By Elizabeth Law
The Straits Times
Asia News Network
Since a ban on the wearing of masks was announced last Friday, thousands have taken to the streets in protest, sometimes with acts of violence targeting metro stations, Chinese banks and Chinese-linked businesses.
"When rioters destroy malls and MTR stations, they call them dead things. But what they are doing is destroying Hong Kong," said the chief executive at a press conference ahead of the Executive Council meeting.
"These are all illegal acts that have sent Hong Kong into a very dangerous state. [The rioters] have no bottom line and are completely lawless."
But the events of the past few days are not a sign the ban is unsuccessful, she said, asking for time for the law to take effect.
Other than helping with law enforcement, she said the ban is meant to deter those who may feel emboldened by anonymity to break the law.
Lam had invoked an emergency legislation to order the mask ban.
But she denied any plans to use the emergency ordinance any further at this point.
On Monday evening, protesters took to the streets across the city for the fourth consecutive night in areas such as Mong Kok, Yuen Long, Tseung Kwan O and Sha Tin, where they marched for the right to wear a mask in public.
Groups of protesters trashed closed MTR stations around Sha Tin and targeted Chinese-owned businesses in a nearby shopping mall, while others started fires and surrounded police stations.
Since Saturday, 77 people have been arrested for violating the mask ban, police said yesterday.
Separately, Legislative Council president Andrew Leung said it cost HK$40 million (Bt153 million) to fix the damage to the LegCo building after protesters stormed and trashed it on July 1, vandalising the legislative chamber.
The LegCo will reconvene on October 16, when Lam is also set to deliver a policy address.
Yesterday, as schools and offices reopened after a public holiday weekend, rail operator MTR Corporation restarted operations at most of its 93-station network, but said it would shut earlier at 8pm to facilitate repair works.

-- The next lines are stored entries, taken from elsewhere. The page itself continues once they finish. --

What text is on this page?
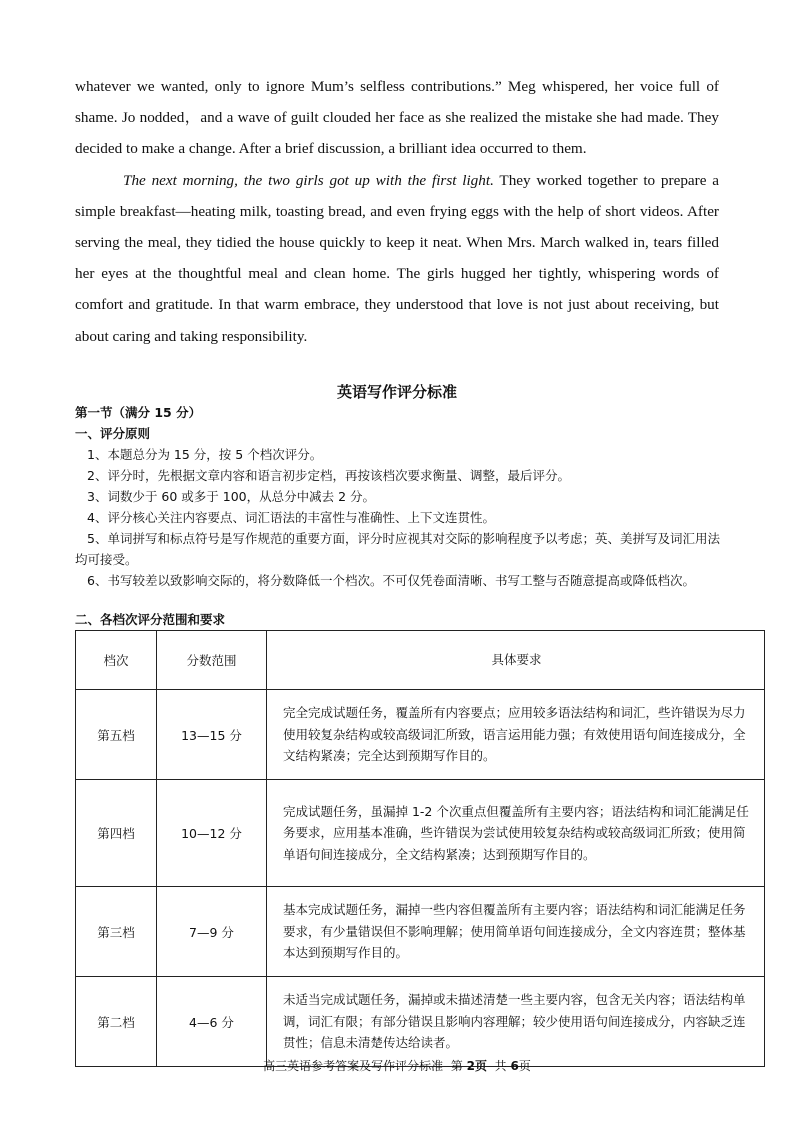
whatever we wanted, only to ignore Mum’s selfless contributions.” Meg whispered, her voice full of shame. Jo nodded，and a wave of guilt clouded her face as she realized the mistake she had made. They decided to make a change. After a brief discussion, a brilliant idea occurred to them.

The next morning, the two girls got up with the first light. They worked together to prepare a simple breakfast—heating milk, toasting bread, and even frying eggs with the help of short videos. After serving the meal, they tidied the house quickly to keep it neat. When Mrs. March walked in, tears filled her eyes at the thoughtful meal and clean home. The girls hugged her tightly, whispering words of comfort and gratitude. In that warm embrace, they understood that love is not just about receiving, but about caring and taking responsibility.

英语写作评分标准
第一节（满分 15 分）
一、评分原则
1、本题总分为 15 分，按 5 个档次评分。
2、评分时，先根据文章内容和语言初步定档，再按该档次要求衡量、调整，最后评分。
3、词数少于 60 或多于 100，从总分中减去 2 分。
4、评分核心关注内容要点、词汇语法的丰富性与准确性、上下文连贯性。
5、单词拼写和标点符号是写作规范的重要方面，评分时应视其对交际的影响程度予以考虑；英、美拼写及词汇用法均可接受。
6、书写较差以致影响交际的，将分数降低一个档次。不可仅凭卷面清晰、书写工整与否随意提高或降低档次。
二、各档次评分范围和要求
档次	分数范围	具体要求
第五档	13—15 分	完全完成试题任务，覆盖所有内容要点；应用较多语法结构和词汇，些许错误为尽力使用较复杂结构或较高级词汇所致，语言运用能力强；有效使用语句间连接成分，全文结构紧凑；完全达到预期写作目的。
第四档	10—12 分	完成试题任务，虽漏掉 1-2 个次重点但覆盖所有主要内容；语法结构和词汇能满足任务要求，应用基本准确，些许错误为尝试使用较复杂结构或较高级词汇所致；使用简单语句间连接成分，全文结构紧凑；达到预期写作目的。
第三档	7—9 分	基本完成试题任务，漏掉一些内容但覆盖所有主要内容；语法结构和词汇能满足任务要求，有少量错误但不影响理解；使用简单语句间连接成分，全文内容连贯；整体基本达到预期写作目的。
第二档	4—6 分	未适当完成试题任务，漏掉或未描述清楚一些主要内容，包含无关内容；语法结构单调，词汇有限；有部分错误且影响内容理解；较少使用语句间连接成分，内容缺乏连贯性；信息未清楚传达给读者。
高三英语参考答案及写作评分标准 第 2页 共 6页
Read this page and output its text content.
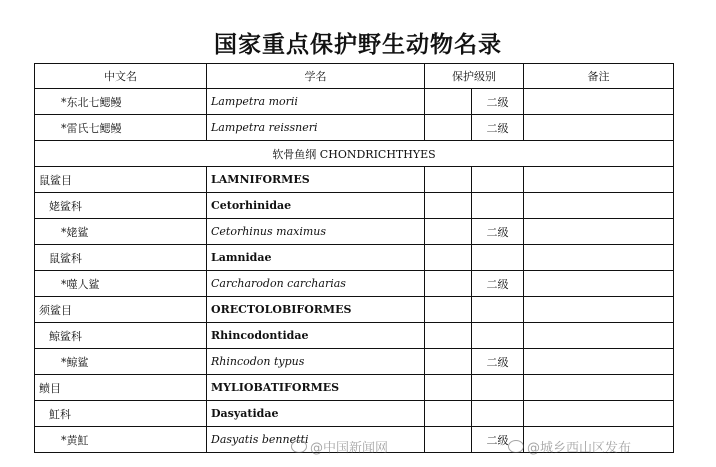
国家重点保护野生动物名录
中文名	学名	保护级别		备注
*东北七鳃鳗	Lampetra morii		二级	
*雷氏七鳃鳗	Lampetra reissneri		二级	
软骨鱼纲 CHONDRICHTHYES				
鼠鲨目	LAMNIFORMES			
姥鲨科	Cetorhinidae			
*姥鲨	Cetorhinus maximus		二级	
鼠鲨科	Lamnidae			
*噬人鲨	Carcharodon carcharias		二级	
须鲨目	ORECTOLOBIFORMES			
鲸鲨科	Rhincodontidae			
*鲸鲨	Rhincodon typus		二级	
鲼目	MYLIOBATIFORMES			
魟科	Dasyatidae			
*黄魟	Dasyatis bennetti		二级	
@中国新闻网	@城乡西山区发布
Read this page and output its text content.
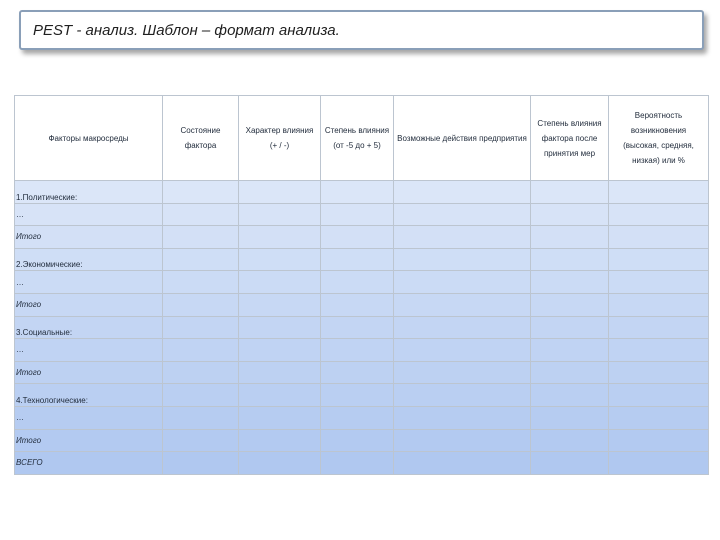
PEST - анализ. Шаблон – формат анализа.
Факторы макросреды	Состояние фактора	Характер влияния (+ / -)	Степень влияния (от -5 до + 5)	Возможные действия предприятия	Степень влияния фактора после принятия мер	Вероятность возникновения (высокая, средняя, низкая) или %
1.Политические:						
…						
Итого						
2.Экономические:						
…						
Итого						
3.Социальные:						
…						
Итого						
4.Технологические:						
…						
Итого						
ВСЕГО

Thirteen metro and light rail stations remained shut.
Most of these are in the New Territories and had been targeted on Monday night, when protesters prised open shutters, then took metal bars and hammers to ticketing machines, turnstiles and even closed-circuit television cameras.
Long queues could be seen at bus stations early yesterday morning for the MTR's free connecting buses, with many among them students in uniform and office workers, local TV footage showed.
Hong Kong has been rocked by nearly four months of unrest, with close to a million protesters earlier taking to the streets against a contentious extradition Bill.
While the bill has been withdrawn, the protests have morphed into an anti-government movement calling for more democracy.
Beijing has repeatedly accused “foreign forces” of driving the protests, which it calls a “colour revolution”, warning the unrest could not go on indefinitely.
An item in Hong Kong’s mini Constitution, the Basic Law, allows it to seek Beijing’s intervention if the local government deems itself unable to manage the city any longer.
The People’s Liberation Army maintains a garrison in the city but generally keeps a low profile.